Anna Clyne’s arrangements tonight are largely faithful to those on The Marble Index – swelling from an amorphous kind of drift into fever staccato and back again, often within the same song. During Frozen Warnings, Peake crumples against the theatre wall, drawing short drags on a cigarette between tears. At one point, the venue is plunged into total darkness. The lights come back on, and the young musicians are contorted across the stage – led vertical over amps, twisting around chairs, arms held in exalted gestures. Its sheer strangeness matches that of the music. The most emotionally affecting moment of the show comes as Peake stands at the front of the stage holding the hand of one of the young musicians; forcing uncomfortable reflection on the central theme of the production. Evening Of Light takes on the momentum of a ritual, its wintry soundscape bolstered by propulsive kettle drums. All of the musicians standing on their chairs. Peake is stood high above the stage in the balcony. "I’m going to tell everyone what happened to me" she incants.
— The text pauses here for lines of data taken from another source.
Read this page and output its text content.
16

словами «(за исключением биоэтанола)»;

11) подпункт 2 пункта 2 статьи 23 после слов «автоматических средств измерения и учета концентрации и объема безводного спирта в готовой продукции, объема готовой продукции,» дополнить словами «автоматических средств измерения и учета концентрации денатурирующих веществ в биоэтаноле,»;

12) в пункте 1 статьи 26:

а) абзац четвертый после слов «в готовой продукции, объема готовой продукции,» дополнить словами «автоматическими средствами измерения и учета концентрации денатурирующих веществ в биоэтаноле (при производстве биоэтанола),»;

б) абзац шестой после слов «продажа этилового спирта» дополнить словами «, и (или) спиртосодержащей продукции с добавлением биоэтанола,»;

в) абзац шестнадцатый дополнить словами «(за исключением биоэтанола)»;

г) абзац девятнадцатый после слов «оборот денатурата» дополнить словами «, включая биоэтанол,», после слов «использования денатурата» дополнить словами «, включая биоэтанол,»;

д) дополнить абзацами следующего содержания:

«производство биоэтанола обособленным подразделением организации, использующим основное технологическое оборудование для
This gets, however, to the main flaw of this production. To be sure, it’s correct to match the bravery and experimentation of The Marble Index with a brave and experimental work – correct too, to frame Nico’s story for the first time around the trauma that she suffered. The problem is that the performance provides too little context. Clocking in at 55 minutes, there would have been room to be just slightly more explicit on the themes that frame the show – perhaps too much biographical knowledge is required of the audience for this framing to fully succeed. It makes the work appear more challenging for the audience than it actually is.
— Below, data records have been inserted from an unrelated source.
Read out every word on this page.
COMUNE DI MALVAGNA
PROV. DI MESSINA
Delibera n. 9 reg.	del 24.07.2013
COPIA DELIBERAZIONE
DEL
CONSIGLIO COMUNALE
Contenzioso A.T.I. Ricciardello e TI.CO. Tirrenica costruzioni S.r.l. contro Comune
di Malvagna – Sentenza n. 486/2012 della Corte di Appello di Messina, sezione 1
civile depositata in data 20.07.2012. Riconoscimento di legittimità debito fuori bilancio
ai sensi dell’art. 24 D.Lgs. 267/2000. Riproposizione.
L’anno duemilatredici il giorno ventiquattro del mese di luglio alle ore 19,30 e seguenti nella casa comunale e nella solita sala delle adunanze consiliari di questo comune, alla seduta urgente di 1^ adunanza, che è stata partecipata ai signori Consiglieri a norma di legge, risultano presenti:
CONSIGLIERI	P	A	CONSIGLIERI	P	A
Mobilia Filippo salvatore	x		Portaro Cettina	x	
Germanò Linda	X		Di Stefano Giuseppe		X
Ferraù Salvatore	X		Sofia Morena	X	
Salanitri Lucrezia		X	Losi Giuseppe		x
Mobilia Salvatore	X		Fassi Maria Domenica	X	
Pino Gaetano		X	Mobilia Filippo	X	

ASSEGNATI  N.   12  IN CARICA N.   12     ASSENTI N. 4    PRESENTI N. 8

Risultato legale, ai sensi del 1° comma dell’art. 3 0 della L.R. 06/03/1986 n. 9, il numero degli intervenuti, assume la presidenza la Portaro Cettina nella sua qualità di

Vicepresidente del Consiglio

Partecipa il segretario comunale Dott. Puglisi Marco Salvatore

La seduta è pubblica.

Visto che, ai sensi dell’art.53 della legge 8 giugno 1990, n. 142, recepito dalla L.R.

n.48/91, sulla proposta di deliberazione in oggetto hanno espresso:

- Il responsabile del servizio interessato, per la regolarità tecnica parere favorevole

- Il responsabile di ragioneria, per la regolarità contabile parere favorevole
’Nibelungen’, the track left off The Marble Index on initial release, takes its name from an 11th century German epic poem. The Nibelungenlied takes in sacrifice, rape and revenge. Typifying the fantastical, deluded abyss into which the German high command had sunk, as the Third Reich began losing ground, Hermann Göring would quote the poem to celebrate the sacrifice of the German army and the German people. It’s an a cappella version of ‘Nibelungen’ that ends tonight’s show, the stage cleared of everyone but Peake.
“Since the first of you and me… the various defences… the telling numb… I cannot hear it anymore.”
Oblivion, and the roots of oblivion.